Safavian is indicted.

The investigation into Abramoff, DeLay and Ney continues with this indictment of Safavian. From an AP report published by The Washington Post.

By MICHAEL J. SNIFFEN
The Associated Press
Wednesday, October 5, 2005; 6:52 PM

WASHINGTON -- The Bush administration's former chief procurement official was indicted Wednesday by a federal grand jury on charges of making false statements and obstructing investigations into high-powered Republican lobbyist Jack Abramoff.

The five felony counts in the indictment charge David H. Safavian with obstructing Senate and executive branch investigations into whether he aided Abramoff in efforts to acquire property controlled by the General Services Administration around the nation's capital.

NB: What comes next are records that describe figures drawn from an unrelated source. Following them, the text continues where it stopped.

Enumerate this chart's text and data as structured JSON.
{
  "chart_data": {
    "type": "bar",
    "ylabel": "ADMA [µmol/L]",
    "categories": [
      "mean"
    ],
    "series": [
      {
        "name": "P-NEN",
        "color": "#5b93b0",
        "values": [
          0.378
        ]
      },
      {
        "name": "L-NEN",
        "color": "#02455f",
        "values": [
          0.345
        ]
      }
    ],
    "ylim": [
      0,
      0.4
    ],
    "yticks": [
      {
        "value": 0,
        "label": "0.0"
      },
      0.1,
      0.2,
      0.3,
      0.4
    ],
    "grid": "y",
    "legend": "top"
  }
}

Both probes looked into an August 2002 golf outing that Safavian took to Scotland with Abramoff, former Christian Coalition executive Ralph Reed, Rep. Bob Ney, R-Ohio, and others.

Safavian, a former lobbying associate of Abramoff, is the first person beyond Abramoff himself to face charges arising out of the probe of the lobbyist, who is a major Republican fundraiser with close ties to GOP leaders in Congress.

The indictment covers May 16, 2002, until January 2004, when Safavian was chief of staff at the General Services Administration, the government housekeeping agency. From November 2004 until late last month when he resigned three days before his arrest, he was the government's top procurement officer, in the Office of Management and Budget.
This is a little fish. The investigators are pushing their way up to get the guys at the top. Tom DeLay probably has more to worry about in this investigation than he does from the indictments Ronnie Earle's grand juries in Austin, Texas.

Also from the Associated Press we get an interesting discussion of how Tom DeLay and Roy Blunt, the Congressman from Missouri who replaced DeLay as Majority Leader when DeLay was indicted, obtained donations for parties to be given during the 2000 Republican National Convention. They obtained more than was needed for the parties, then distributed some of the excess to state-level Republican candidates. Some more of the excess ended up in consulting firms run by their children. They also shifted money between different organizations, probably to prevent people from identifying the sources and ultimate destinations. This is the classic definition of money laundering, although it may not have been illegal in 2000.